So much of life is punctuated by the idea of pursuit: of acquiring more knowledge; accumulating more accolades; gaining a stronger grasp on this nebulous thing we call living.


No person knows why we are here, and so we greatly concern ourselves with making sense of our world. We also know that this world is a much more vast than one mind can ever understand. This is why we laud the importance of social roles.


Let the scientists unearth mysteries of the physical world. Let the musicians unravel emotional experiences. Let spiritual leaders explore the realms beyond words.

This is why whenever someone makes a new discovery or achieves a new human feat, we always use the word “we.” We just discovered gravitational waves. We just unlocked a new part of the mind. We just solved a new human mystery. 

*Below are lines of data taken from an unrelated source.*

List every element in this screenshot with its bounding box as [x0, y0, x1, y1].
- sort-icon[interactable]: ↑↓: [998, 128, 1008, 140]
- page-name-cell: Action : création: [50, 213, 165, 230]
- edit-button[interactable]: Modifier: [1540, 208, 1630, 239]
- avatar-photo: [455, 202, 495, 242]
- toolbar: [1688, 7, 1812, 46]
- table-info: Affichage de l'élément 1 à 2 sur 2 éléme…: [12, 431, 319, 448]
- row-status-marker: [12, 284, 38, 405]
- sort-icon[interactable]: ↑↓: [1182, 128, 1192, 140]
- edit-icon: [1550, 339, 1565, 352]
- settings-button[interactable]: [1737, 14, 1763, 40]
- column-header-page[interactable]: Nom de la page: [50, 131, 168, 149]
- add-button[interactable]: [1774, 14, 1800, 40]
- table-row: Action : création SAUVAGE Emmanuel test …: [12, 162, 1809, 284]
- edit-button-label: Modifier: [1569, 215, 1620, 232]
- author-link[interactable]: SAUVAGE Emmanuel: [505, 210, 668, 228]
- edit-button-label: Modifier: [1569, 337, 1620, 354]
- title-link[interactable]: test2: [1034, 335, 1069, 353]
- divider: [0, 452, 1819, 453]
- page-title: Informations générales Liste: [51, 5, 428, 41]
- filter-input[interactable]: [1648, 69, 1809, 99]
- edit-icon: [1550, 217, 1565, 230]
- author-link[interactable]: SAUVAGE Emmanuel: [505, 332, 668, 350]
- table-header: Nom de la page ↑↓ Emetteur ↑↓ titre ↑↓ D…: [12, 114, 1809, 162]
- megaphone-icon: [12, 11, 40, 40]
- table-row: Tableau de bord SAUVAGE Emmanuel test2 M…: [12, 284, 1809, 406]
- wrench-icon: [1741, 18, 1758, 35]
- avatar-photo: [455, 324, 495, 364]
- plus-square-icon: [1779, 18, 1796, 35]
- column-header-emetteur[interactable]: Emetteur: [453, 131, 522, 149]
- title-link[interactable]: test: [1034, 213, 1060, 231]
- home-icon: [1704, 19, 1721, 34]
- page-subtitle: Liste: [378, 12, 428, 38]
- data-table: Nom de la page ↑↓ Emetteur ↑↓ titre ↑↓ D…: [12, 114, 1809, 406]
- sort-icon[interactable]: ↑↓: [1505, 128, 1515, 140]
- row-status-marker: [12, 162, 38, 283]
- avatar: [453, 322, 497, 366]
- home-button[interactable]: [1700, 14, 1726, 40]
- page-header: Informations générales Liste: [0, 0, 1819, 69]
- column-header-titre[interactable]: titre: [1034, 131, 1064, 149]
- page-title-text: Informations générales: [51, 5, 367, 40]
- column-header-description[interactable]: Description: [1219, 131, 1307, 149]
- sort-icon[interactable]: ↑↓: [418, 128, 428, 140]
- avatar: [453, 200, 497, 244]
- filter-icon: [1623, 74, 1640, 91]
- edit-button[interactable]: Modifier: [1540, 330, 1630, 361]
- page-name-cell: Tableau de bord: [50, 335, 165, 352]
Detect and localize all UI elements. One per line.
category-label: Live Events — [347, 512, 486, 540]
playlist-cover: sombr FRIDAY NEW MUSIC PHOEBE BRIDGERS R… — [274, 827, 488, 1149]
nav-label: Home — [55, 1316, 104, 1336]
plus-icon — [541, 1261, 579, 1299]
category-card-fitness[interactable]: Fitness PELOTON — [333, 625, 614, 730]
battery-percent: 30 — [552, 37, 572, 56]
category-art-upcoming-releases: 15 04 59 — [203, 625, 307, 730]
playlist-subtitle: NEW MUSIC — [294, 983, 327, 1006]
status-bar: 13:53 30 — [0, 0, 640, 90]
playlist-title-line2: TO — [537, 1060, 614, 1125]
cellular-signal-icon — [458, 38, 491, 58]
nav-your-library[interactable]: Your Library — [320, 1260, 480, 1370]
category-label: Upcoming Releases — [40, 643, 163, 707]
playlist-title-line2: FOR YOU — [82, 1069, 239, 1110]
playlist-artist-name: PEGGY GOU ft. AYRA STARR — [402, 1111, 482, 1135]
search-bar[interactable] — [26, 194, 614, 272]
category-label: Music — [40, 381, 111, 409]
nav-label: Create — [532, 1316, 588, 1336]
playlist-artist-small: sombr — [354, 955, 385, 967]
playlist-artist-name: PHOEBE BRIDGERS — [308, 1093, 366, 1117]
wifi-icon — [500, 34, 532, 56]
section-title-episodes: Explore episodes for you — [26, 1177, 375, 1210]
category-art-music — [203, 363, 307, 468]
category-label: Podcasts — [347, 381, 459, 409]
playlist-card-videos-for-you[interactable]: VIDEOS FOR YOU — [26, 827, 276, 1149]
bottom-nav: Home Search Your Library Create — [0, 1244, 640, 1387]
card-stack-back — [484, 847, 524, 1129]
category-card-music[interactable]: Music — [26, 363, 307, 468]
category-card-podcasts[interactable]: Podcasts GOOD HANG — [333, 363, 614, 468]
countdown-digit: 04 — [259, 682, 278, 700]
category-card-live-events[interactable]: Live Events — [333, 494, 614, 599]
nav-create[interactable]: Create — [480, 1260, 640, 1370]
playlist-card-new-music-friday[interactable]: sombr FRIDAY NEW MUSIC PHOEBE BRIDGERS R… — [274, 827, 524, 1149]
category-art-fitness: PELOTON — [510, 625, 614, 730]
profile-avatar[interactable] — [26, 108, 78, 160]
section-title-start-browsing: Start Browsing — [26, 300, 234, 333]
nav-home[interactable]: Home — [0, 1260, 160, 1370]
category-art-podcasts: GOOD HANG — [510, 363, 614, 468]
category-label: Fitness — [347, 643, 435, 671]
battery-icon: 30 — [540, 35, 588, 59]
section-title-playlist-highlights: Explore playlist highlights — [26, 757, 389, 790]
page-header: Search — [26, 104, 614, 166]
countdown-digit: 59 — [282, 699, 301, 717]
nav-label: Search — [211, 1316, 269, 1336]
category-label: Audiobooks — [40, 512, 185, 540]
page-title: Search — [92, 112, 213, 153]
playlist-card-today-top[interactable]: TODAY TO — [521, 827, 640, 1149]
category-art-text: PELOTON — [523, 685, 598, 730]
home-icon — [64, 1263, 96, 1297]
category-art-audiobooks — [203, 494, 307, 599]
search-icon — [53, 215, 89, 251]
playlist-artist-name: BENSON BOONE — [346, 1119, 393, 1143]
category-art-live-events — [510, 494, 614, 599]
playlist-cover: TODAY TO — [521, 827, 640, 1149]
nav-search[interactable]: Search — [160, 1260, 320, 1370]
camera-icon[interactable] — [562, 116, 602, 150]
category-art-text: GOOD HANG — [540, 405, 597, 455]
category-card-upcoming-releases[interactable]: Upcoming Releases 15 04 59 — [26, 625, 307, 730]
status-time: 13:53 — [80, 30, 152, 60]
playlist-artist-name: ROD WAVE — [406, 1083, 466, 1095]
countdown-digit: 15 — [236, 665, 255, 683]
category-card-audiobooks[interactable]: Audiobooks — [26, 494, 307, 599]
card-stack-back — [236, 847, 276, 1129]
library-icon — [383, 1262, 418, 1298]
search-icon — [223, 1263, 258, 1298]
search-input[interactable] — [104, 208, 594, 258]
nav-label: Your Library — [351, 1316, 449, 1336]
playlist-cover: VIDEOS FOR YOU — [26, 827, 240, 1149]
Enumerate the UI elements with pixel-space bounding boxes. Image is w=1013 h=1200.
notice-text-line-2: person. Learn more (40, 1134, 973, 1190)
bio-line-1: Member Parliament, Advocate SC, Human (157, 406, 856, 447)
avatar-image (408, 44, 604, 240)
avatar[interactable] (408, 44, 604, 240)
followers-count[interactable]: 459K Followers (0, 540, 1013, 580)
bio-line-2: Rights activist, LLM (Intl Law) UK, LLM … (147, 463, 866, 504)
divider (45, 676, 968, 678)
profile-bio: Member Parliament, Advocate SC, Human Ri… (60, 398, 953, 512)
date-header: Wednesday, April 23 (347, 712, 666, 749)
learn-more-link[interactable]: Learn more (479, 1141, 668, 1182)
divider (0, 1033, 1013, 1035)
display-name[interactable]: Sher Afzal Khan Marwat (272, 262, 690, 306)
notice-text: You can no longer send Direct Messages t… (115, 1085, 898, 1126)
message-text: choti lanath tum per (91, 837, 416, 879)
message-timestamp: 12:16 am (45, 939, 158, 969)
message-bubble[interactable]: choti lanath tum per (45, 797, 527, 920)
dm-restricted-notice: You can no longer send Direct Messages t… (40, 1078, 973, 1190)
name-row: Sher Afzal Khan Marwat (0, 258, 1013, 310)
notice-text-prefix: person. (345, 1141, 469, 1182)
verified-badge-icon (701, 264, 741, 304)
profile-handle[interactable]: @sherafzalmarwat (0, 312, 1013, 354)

This pursuit is so noble and so necessary because it helps us make sense of something that cannot be grasped. And yet, It also underscores our desire for control. If we can control our world, we don’t have to fear it. If we can control our world, nothing can sneak up on us in the dark throes of the night.


But there will always remain a part of the world that will be beyond our control and beyond our grasp. No matter how many tireless hours we spend as a collective, we will never unlock them all. And so in this way we must learn to be the opposite.


We must learn to surrender.


We don’t know why major chords make us happy and minor chords make us sad in music. We don’t know why we are arrested by the sight of a sublime sunset. We don’t know how the brain can accomplish so many complex processes at the same time and hold this ethereal idea that we call consciousness./


We don’t know why we hurt and we don’t know why we heal.


But all these things l happen anyway. And rather than trying to force ourselves to obstruct their occurrences, it is far easier — and often far more productive — to surrender. To let energy and moments pass through us. To understand that sometimes we have to be taken for a ride to destinations unknown and sometimes destinations fearful.


To accept that sometimes we draw our strength from a well we will never see.


But that’s where the beautiful interplay of life comes in: this constant dance between what we can control and what we cannot.


And that, makes this very idea of pursuit, this very idea of struggling to solve the unsolvable puzzle — and yet unlocking a new piece every so often — so worthwhile an endeavor.